Environment Variables

Code Ocean specific environment variables are available during Reproducible Runs and Cloud Workstation Sessions to reduce coding complexity.

Code Ocean Specific Environment Variables

CO_CPUS: the number of available CPU cores.

CO_MEMORY: the available RAM in bytes.

CO_COMPUTATION_ID: the unique identifier of the current computation.

CO_CAPSULE_ID: the capsule's unique identifier, also available in the metadata page.

CO_PIPELINE_ID: the pipeline's unique identifier, also available in the metadata page. Only present in a pipeline reproducible run.

GIT_ACCESS_TOKEN: only defined if a user has entered their Git credentials in the Account page.

Use in Pipelines

Each capsule in a pipeline will have its own CO_CPUS, CO_MEMORY, and CO_CAPSULE_ID variables but they will all share the same CO_PIPELINE_ID and CO_COMPUTATION_ID.

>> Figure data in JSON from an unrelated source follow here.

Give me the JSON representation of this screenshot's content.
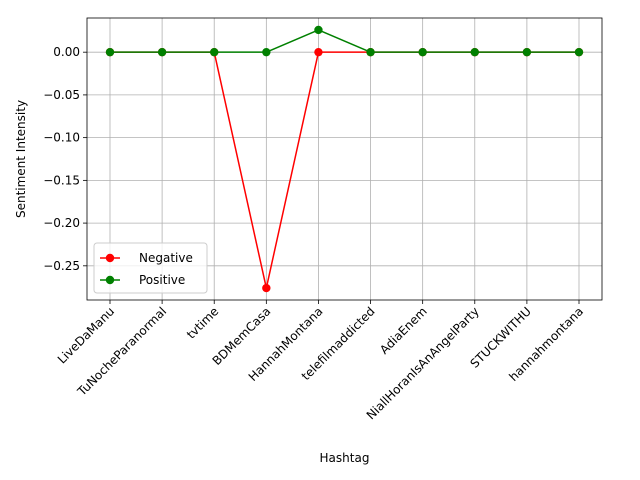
{
  "chart_data": {
    "type": "line",
    "categories": [
      "LiveDaManu",
      "TuNocheParanormal",
      "tvtime",
      "BDMemCasa",
      "HannahMontana",
      "telefilmaddicted",
      "AdiaEnem",
      "NiallHoranIsAnAngelParty",
      "STUCKWITHU",
      "hannahmontana"
    ],
    "series": [
      {
        "name": "Negative",
        "color": "#ff0000",
        "values": [
          0,
          0,
          0,
          -0.276,
          0,
          0,
          0,
          0,
          0,
          0
        ]
      },
      {
        "name": "Positive",
        "color": "#008000",
        "values": [
          0,
          0,
          0,
          0,
          0.026,
          0,
          0,
          0,
          0,
          0
        ]
      }
    ],
    "xlabel": "Hashtag",
    "ylabel": "Sentiment Intensity",
    "ylim": [
      -0.29,
      0.04
    ],
    "yticks": [
      0.0,
      -0.05,
      -0.1,
      -0.15,
      -0.2,
      -0.25
    ],
    "ytick_labels": [
      "0.00",
      "−0.05",
      "−0.10",
      "−0.15",
      "−0.20",
      "−0.25"
    ],
    "grid": true,
    "legend_position": "lower-left",
    "marker": "circle"
  }
}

CO_CPUS and CO_MEMORY variables should always be used over other approaches when the CPU and memory count is used by a capsule. Since Code Ocean pipelines run on AWS Batch, manually calculating the CPU and memory count can be inaccurate due to discrepancies between the resources a job has been allocated and the resources of the machine the job is running on.

Examples

Passing the CPU Count to FastQC

FastQC is a command line tool for quality control of sequencing reads. The following code shows how CO_CPUS can be used as an argument to accelerate the computation by leveraging all available CPUs.

#!/usr/bin/env bash
for file in $(find -L ../data -name "*.fastq*"); do
    echo "Running FastQC on $(basename -a $file)"
    fastqc -t $CO_CPUS --outdir ../results $file
done

Maintaining Traceability When Transferring Data to External Locations

If the result of a capsule or pipeline is transferred outside of Code Ocean, the CO_CAPSULE_ID/CO_PIPELINE_ID and CO_COMPUTATION_ID variables can be used to help maintain traceability. The following code shows how these variables can be saved to a text file and transferred to the same external S3 bucket where the results are saved. Saving these unique identifiers ensures reproducibility by recording the exact capsule and computation that produced the result.

#!/usr/bin/env bash

#Transfer results to S3
aws s3 sync ../results/ s3://${S3_BUCKET_NAME}/path/to/results/

#Save unique identifiers to the same location
echo "Capsule ID: $CO_CAPSULE_ID" >> ../results/traceability.txt
echo "Computation ID: $CO_COMPUTATION_ID" >> ../results/traceability.txt

aws s3 cp ../results/traceability.txt s3://${S3_BUCKET_NAME}/path/to/results/